共通仕様書は総則から工種別の規定まで幅広く、実際に自社の工事に関係するのはそのうちの一部にすぎない。どこが関係する箇所かを判断するには経験が必要で、その経験を持つ人が社内に1人か2人しかいないことが多い。

発注機関は定期的に仕様書を改訂するため、前回版から何が変わったかを毎回確認しなければならない。変更点の見落としは入札後のトラブルにつながるため、慎重に読む必要があり、これが余計に時間を食う。

結果として、仕様書の読み込みができる人にだけ入札準備の作業が集中し、その人が体調を崩したり他の案件で手が離せなかったりすると、入札の準備自体が滞る。

Claude Codeに渡すデータと指示の出し方

発注機関のサイトで公開されている共通仕様書のPDFをそのまま渡せる。あわせて自社の工種(たとえば防水工事、外壁塗装など)を伝えておくと、関係する章だけを抜き出させやすい。

前回版の仕様書も一緒に渡せば、章立てを突き合わせて変更箇所を洗い出させられる。改訂箇所に下線や色がついている版であれば、その情報も手がかりになる。

要約の粒度は指示で調整できる。まずは章ごとの見出しと要点を1行でまとめさせ、気になる章だけ詳しい要約を追加で出させるという2段階にすると、必要な情報にたどり着くのが早い。

要約から自社工種の関連箇所を抜き出す

共通仕様書全体を読み通すのではなく、自社工種に関係する章だけを先に確認する順番に変える。Claude Codeには『防水工事に関係する条項だけを抜き出して』と指示すれば、該当箇所とページ番号を返してくれる。

抜き出された箇所は、あくまで候補として扱う。実際にその条項が今回の案件に適用されるかどうかは、案件ごとの特記仕様書や設計図書とあわせて人が判断する。
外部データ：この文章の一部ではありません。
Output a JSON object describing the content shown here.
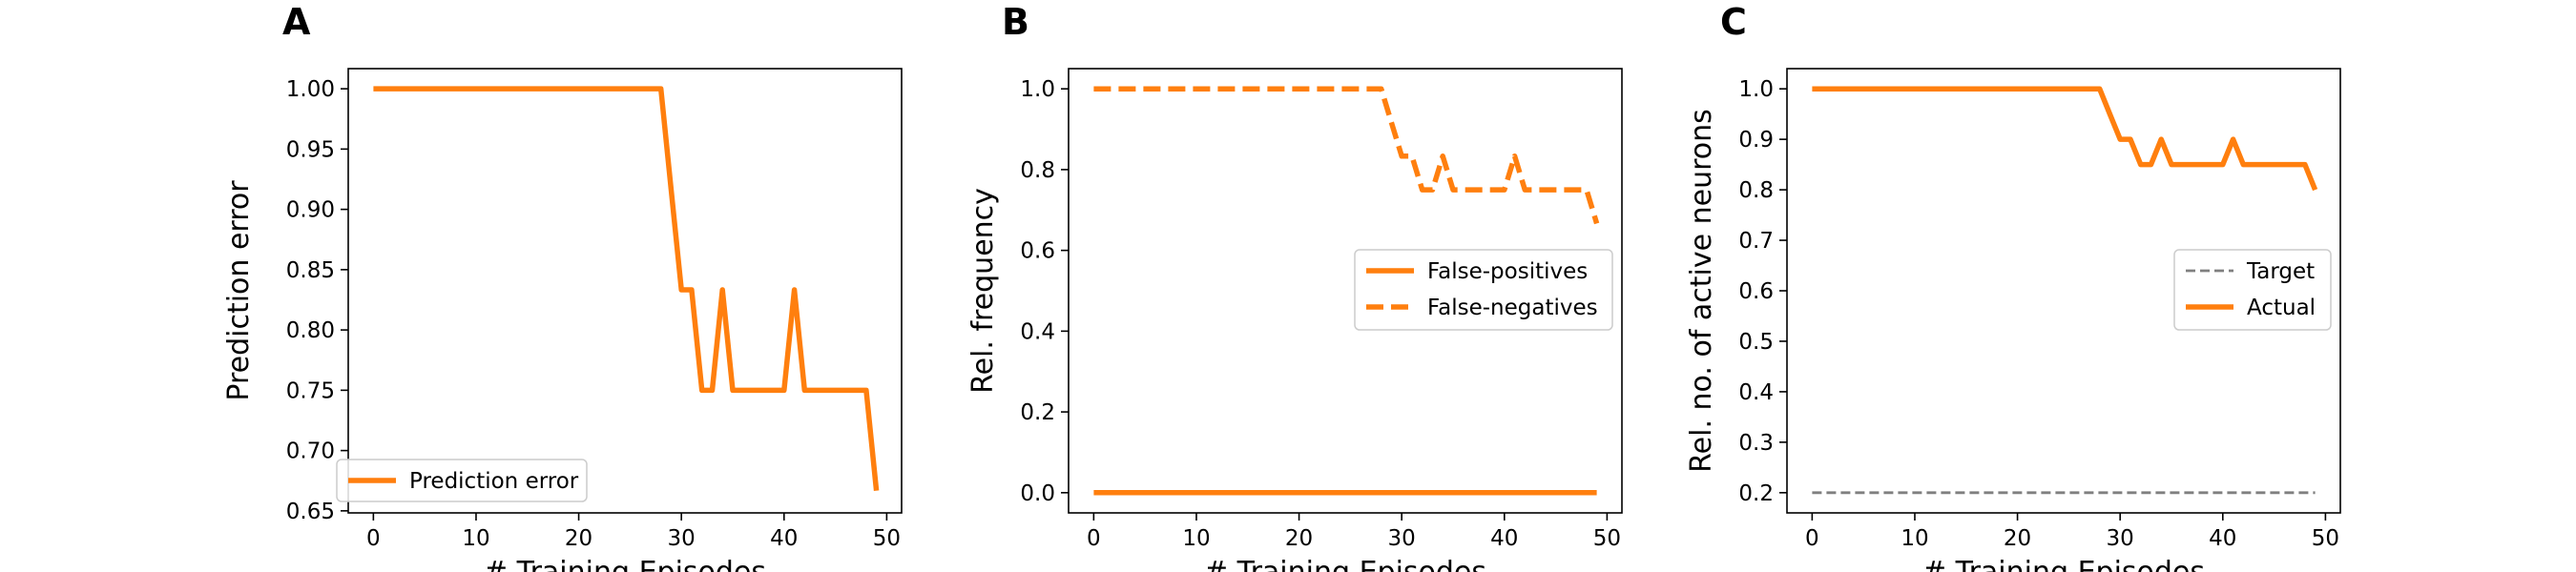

過去に何度も引っかかった条項(たとえば安全管理体制の記載様式など)をあらかじめリストにしておき、毎回そのリストと照合させると、見落としのチェックがしやすくなる。

実行例(架空データでの実行例)

架空データでの実行例として、ある発注機関の共通仕様書(旧版・新版の2つのPDF)を使う。自社工種は防水工事とする。

プロンプト例: 「共通仕様書_旧版.pdfと共通仕様書_新版.pdfを比較して、防水工事に関係する条項の変更点だけを一覧にして。変更がない章は一覧に含めなくていい」

出力結果として、防水工事に関係する条項が5章にわたって見つかり、そのうち2章で記載内容に変更があったという一覧が返ってくる。変更箇所は旧版と新版の文章が並べて示される。
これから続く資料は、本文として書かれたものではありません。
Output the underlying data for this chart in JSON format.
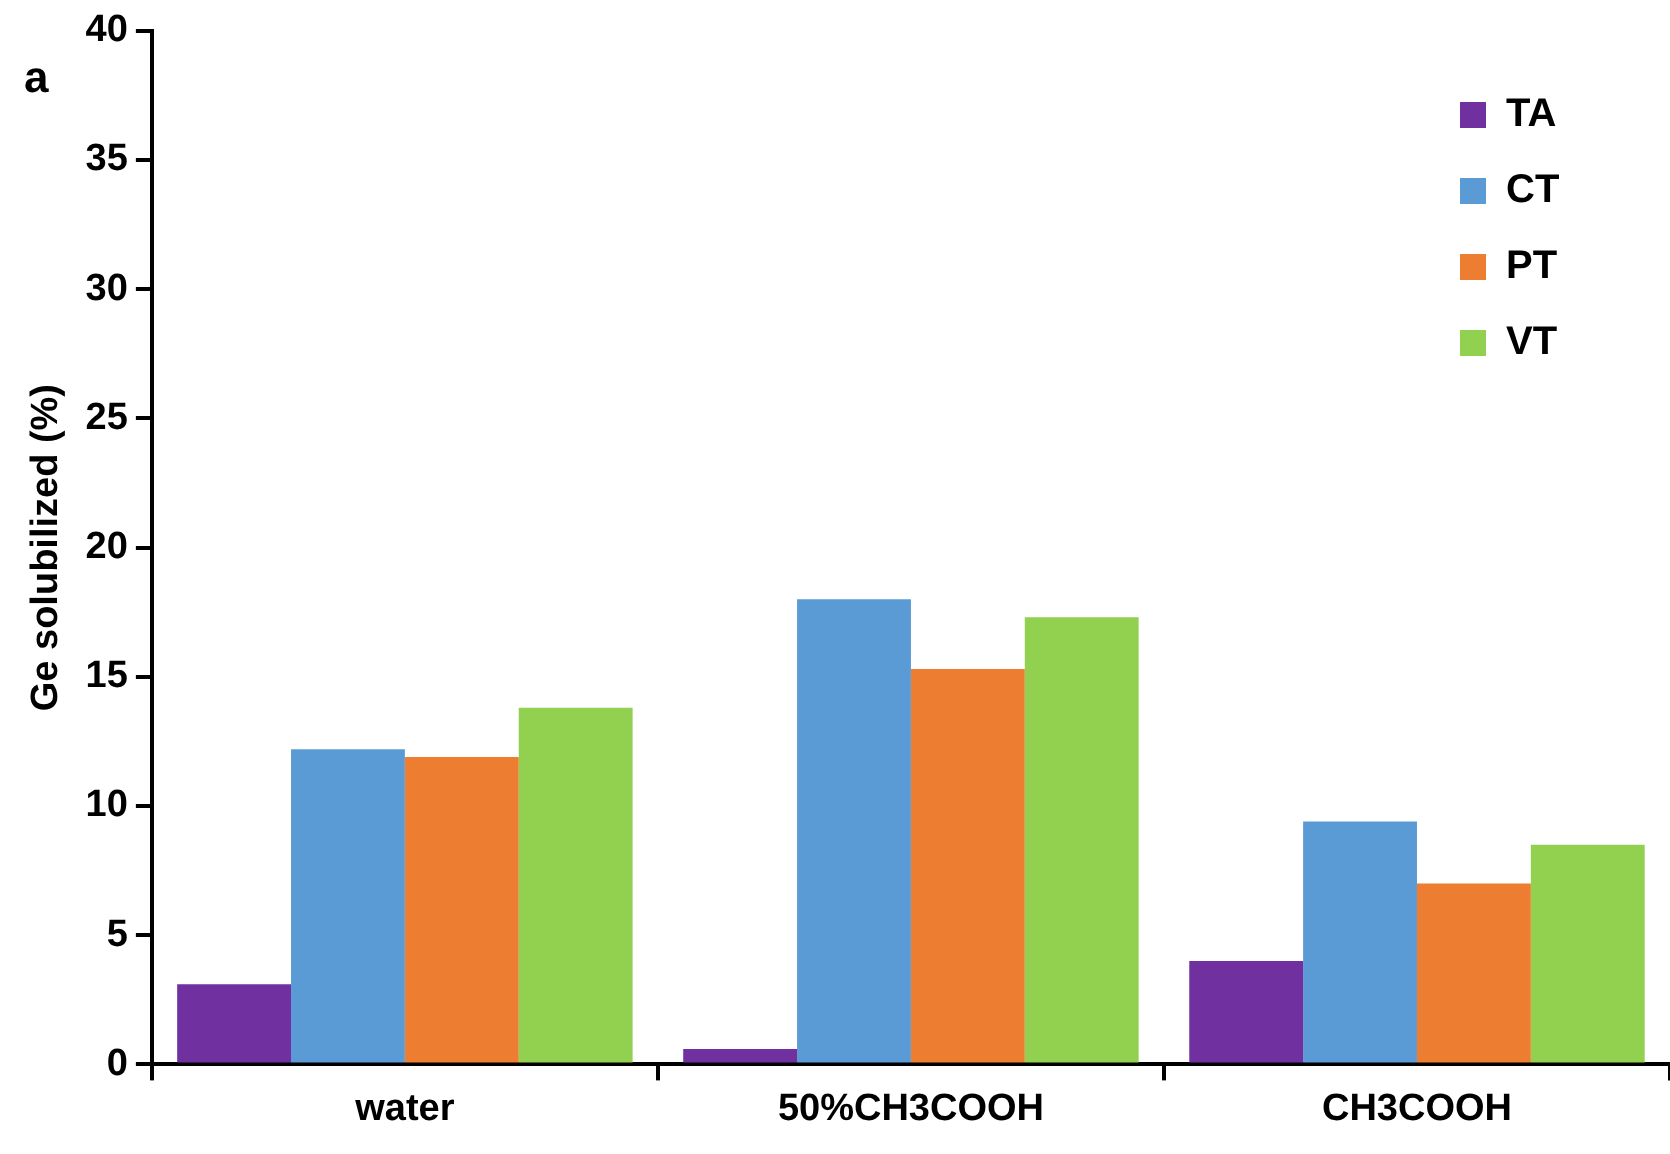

人が確認するのは、この一覧に挙がらなかった章に実は関係する記載がないかという点と、変更箇所が今回の案件にどう影響するかという判断だ。要約はあくまで読み込みの入り口として使う。

AIに任せてはいけない部分

仕様書の解釈そのものはAIに委ねない。条項の書き方が曖昧で複数の読み方ができる箇所は、発注機関への問い合わせも含めて人が判断する。

PDFの読み取りは表組みや図が多い箇所で誤読が起きることがある。数値基準(強度、厚みなど)が書かれた箇所は、要約だけで済ませず必ず原文のページを開いて確認する。

導入の進め方

まずは今回対応中の案件の仕様書1本で試してみる。自社工種の抜き出しがうまくいくことを確認してから、前回版との比較機能を使い始めるとよい。
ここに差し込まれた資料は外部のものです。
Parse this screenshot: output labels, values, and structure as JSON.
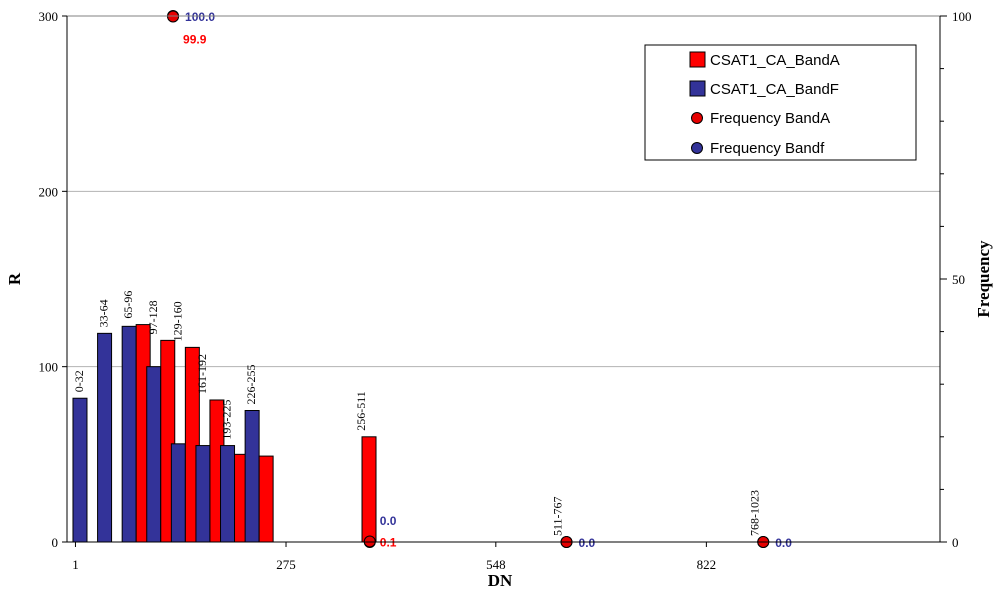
{
  "chart_data": {
    "type": "bar",
    "title": "",
    "xlabel": "DN",
    "ylabel": "R",
    "y2label": "Frequency",
    "xlim": [
      -10,
      1126
    ],
    "x_ticks": [
      1,
      275,
      548,
      822
    ],
    "ylim": [
      0,
      300
    ],
    "y_ticks": [
      0,
      100,
      200,
      300
    ],
    "y2lim": [
      0,
      100
    ],
    "y2_ticks": [
      0,
      50,
      100
    ],
    "grid": true,
    "legend_position": "top-right",
    "colors": {
      "bandA": "#ff0000",
      "bandF": "#333399",
      "freqA": "#e60000",
      "freqF": "#333399",
      "freqA_label": "#ff0000",
      "freqF_label": "#333399"
    },
    "bar_groups": [
      {
        "label": "0-32",
        "x": 16,
        "bandA": null,
        "bandF": 82
      },
      {
        "label": "33-64",
        "x": 48,
        "bandA": null,
        "bandF": 119
      },
      {
        "label": "65-96",
        "x": 80,
        "bandA": 124,
        "bandF": 123
      },
      {
        "label": "97-128",
        "x": 112,
        "bandA": 115,
        "bandF": 100
      },
      {
        "label": "129-160",
        "x": 144,
        "bandA": 111,
        "bandF": 56
      },
      {
        "label": "161-192",
        "x": 176,
        "bandA": 81,
        "bandF": 55
      },
      {
        "label": "193-225",
        "x": 208,
        "bandA": 50,
        "bandF": 55
      },
      {
        "label": "226-255",
        "x": 240,
        "bandA": 49,
        "bandF": 75
      },
      {
        "label": "256-511",
        "x": 383,
        "bandA": 60,
        "bandF": null
      },
      {
        "label": "511-767",
        "x": 639,
        "bandA": null,
        "bandF": null
      },
      {
        "label": "768-1023",
        "x": 895,
        "bandA": null,
        "bandF": null
      }
    ],
    "series": [
      {
        "name": "CSAT1_CA_BandA",
        "kind": "bar",
        "key": "bandA"
      },
      {
        "name": "CSAT1_CA_BandF",
        "kind": "bar",
        "key": "bandF"
      },
      {
        "name": "Frequency BandA",
        "kind": "scatter",
        "points": [
          {
            "x": 128,
            "y": 99.9,
            "label": "99.9"
          },
          {
            "x": 384,
            "y": 0.1,
            "label": "0.1"
          },
          {
            "x": 640,
            "y": 0.0
          },
          {
            "x": 896,
            "y": 0.0
          }
        ]
      },
      {
        "name": "Frequency Bandf",
        "kind": "scatter",
        "points": [
          {
            "x": 128,
            "y": 100.0,
            "label": "100.0"
          },
          {
            "x": 384,
            "y": 0.0,
            "label": "0.0"
          },
          {
            "x": 640,
            "y": 0.0,
            "label": "0.0"
          },
          {
            "x": 896,
            "y": 0.0,
            "label": "0.0"
          }
        ]
      }
    ]
  }
}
1ttanでは建設業向けにこうした読み込み作業の効率化を支援している。発注機関ごとに仕様書の形式や公開のされ方が違うため、最初の型づくりを一緒に行うと社内で使い続けやすくなる。

よくある質問

Q. 発注機関が違うと仕様書の様式も変わるが対応できるか

A. PDFとして渡せれば形式が違っても読み込める。ただし発注機関ごとの独自条項は都度確認が必要で、汎用のリストだけに頼らない。

Q. 図面や表が多い仕様書でも要約できるか

A. 文章部分の要約は可能だが、図表の中身は読み取り精度が落ちることがある。数値基準を含む図表は必ず原文で確認する。

Q. 要約結果をそのまま入札書類の根拠として使ってよいか

A. 要約は読み込みを早めるための下書きであり、入札書類に反映する前に該当条項の原文を人が確認したうえで使う。